When Thomas Steffen feels himself getting upset in front of his wife and kids, he will usually go to another room until he is calmer. It’s natural for parents to want to shield their children from disagreements but it is unrealistic for children to grow up believing that their parents never disagree, Deacon John Wagner said.

“Being human, not everyone can do the best thing all the time. Consequently, the next best thing is for parents to demonstrate how they are able to overcome and compensate for their shortcomings and still find ways to live together in peace.”

He said some situations give the opportunity for kids to see parents reconcile, to tell each other they’re sorry and mean it. “These are also powerful lessons.”

It’s not about winning

Cheryl Wagner said conflict resolution isn’t about winning. “It’s about being out in the open with things and discussing them. You might not ever resolve (the problem). Maybe your husband has to work long hours and it’s stressful for you, but he can’t quit. If you can talk about it, you can find things to help you deal with it.”

Compromise might not always be possible. Say you have a certain amount of money to spend and one spouse wants a new couch while the other wants a new lawn mower. Trading off is a good option so that one partner doesn’t feel like they’re giving in all the time, Cheryl Wagner said.

Prayer

A couple that prays together is more likely to stay together, Deacon Bob Glaser said in reference to a Creighton University study on faith and marriage. “The divorce rate for Catholics generally is the same as the rest of the population, about 50 percent. If a couple attends Mass together, it is reduced to about 1 in 30. But if a couple prays together regularly at home it drops it to about 1 in 300.”

Thomas and Kelsey Steffen pray together as a couple, but find praying alone to be useful during a conflict. Thomas Steffen said praying alone during a disagreement helps him to self-reflect. “I’m able to step away from my selfishness and try to look at the whole picture and that helps solve a lot of things.” Kelsey Steffen said they often ask the Holy Family for intercession when they have a disagreement.

The Wagners believes prayer can help couples find answers during a disagreement. Cheryl Wagner recalls an impasse with her husband during a car ride from Davenport to Iowa City. Usually, they would have walked away and cooled down, but being in a car took away that option. “We both prayed, and suddenly something popped into John’s mind, and it was the right thing to say. Sometimes what you need to hear or say comes after the prayer.”

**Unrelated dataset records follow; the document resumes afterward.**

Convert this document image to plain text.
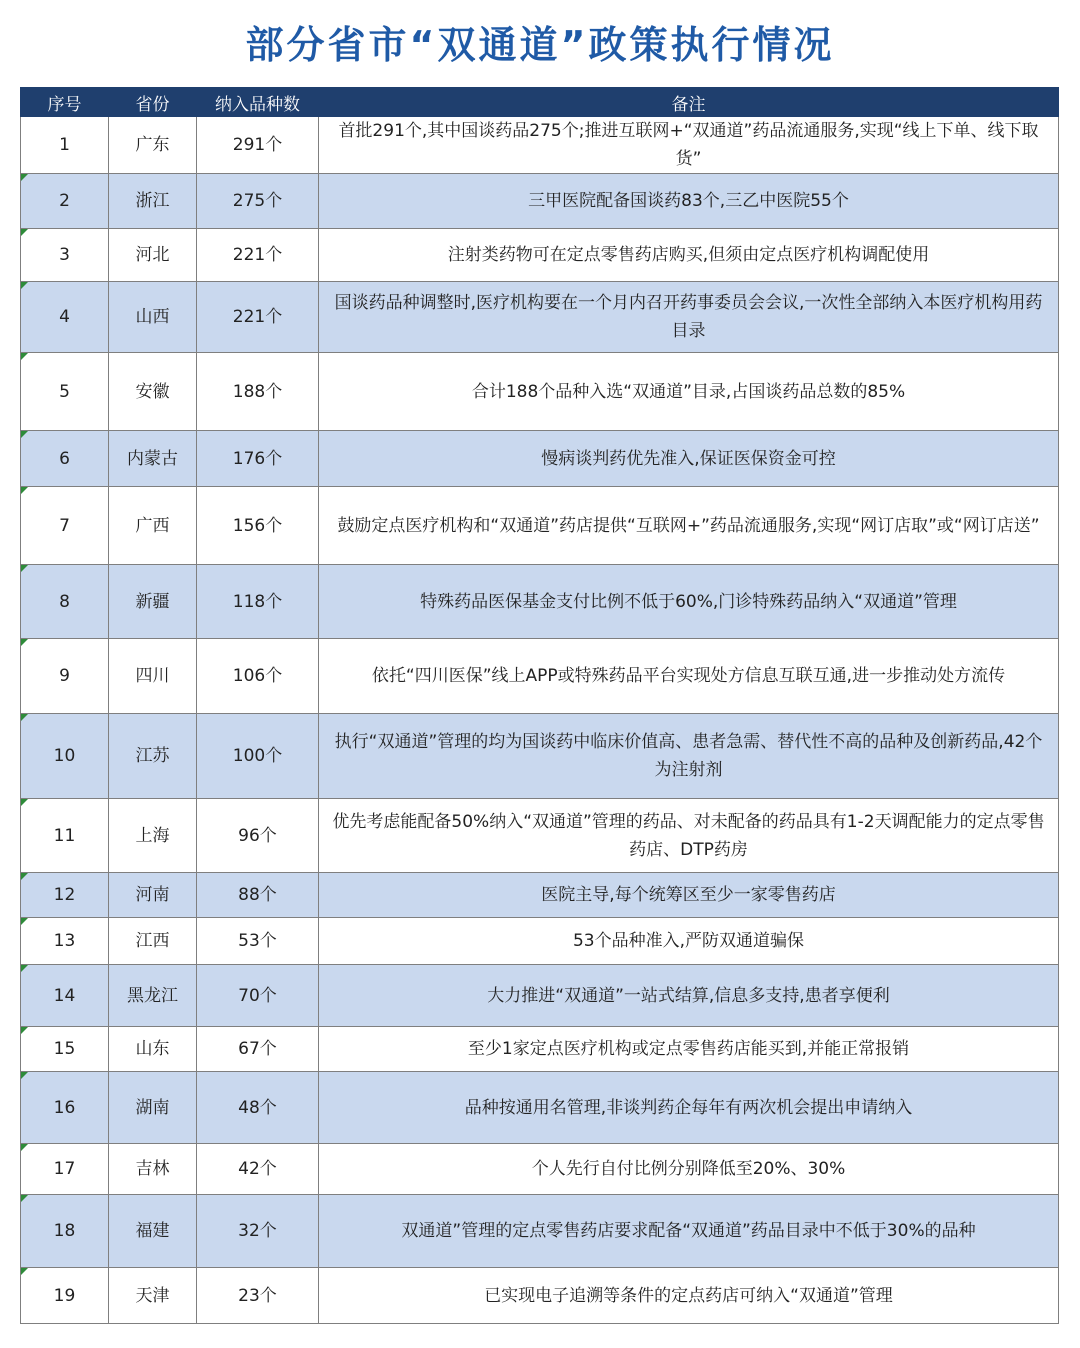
部分省市“双通道”政策执行情况
序号	省份	纳入品种数	备注
1	广东	291个	首批291个,其中国谈药品275个;推进互联网+“双通道”药品流通服务,实现“线上下单、线下取货”
2	浙江	275个	三甲医院配备国谈药83个,三乙中医院55个
3	河北	221个	注射类药物可在定点零售药店购买,但须由定点医疗机构调配使用
4	山西	221个	国谈药品种调整时,医疗机构要在一个月内召开药事委员会会议,一次性全部纳入本医疗机构用药目录
5	安徽	188个	合计188个品种入选“双通道”目录,占国谈药品总数的85%
6	内蒙古	176个	慢病谈判药优先准入,保证医保资金可控
7	广西	156个	鼓励定点医疗机构和“双通道”药店提供“互联网+”药品流通服务,实现“网订店取”或“网订店送”
8	新疆	118个	特殊药品医保基金支付比例不低于60%,门诊特殊药品纳入“双通道”管理
9	四川	106个	依托“四川医保”线上APP或特殊药品平台实现处方信息互联互通,进一步推动处方流传
10	江苏	100个	执行“双通道”管理的均为国谈药中临床价值高、患者急需、替代性不高的品种及创新药品,42个为注射剂
11	上海	96个	优先考虑能配备50%纳入“双通道”管理的药品、对未配备的药品具有1-2天调配能力的定点零售药店、DTP药房
12	河南	88个	医院主导,每个统筹区至少一家零售药店
13	江西	53个	53个品种准入,严防双通道骗保
14	黑龙江	70个	大力推进“双通道”一站式结算,信息多支持,患者享便利
15	山东	67个	至少1家定点医疗机构或定点零售药店能买到,并能正常报销
16	湖南	48个	品种按通用名管理,非谈判药企每年有两次机会提出申请纳入
17	吉林	42个	个人先行自付比例分别降低至20%、30%
18	福建	32个	双通道”管理的定点零售药店要求配备“双通道”药品目录中不低于30%的品种
19	天津	23个	已实现电子追溯等条件的定点药店可纳入“双通道”管理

Each night, the Glasers ask each other for forgiveness for anything they may have done, intentionally or unintentionally, throughout the day. Afterward, they pray a few lines from the Act of Adoration and Reparation to Jesus in the Blessed Sacrament to reflect on their relationship with each other and with God. “It’s become part of our routine,” LuAnn Glaser said. Deacon Bob Glaser added, “Some nights are easier than other nights, but it becomes part of your every day practice to forgive each other. That’s what Jesus calls us to do.”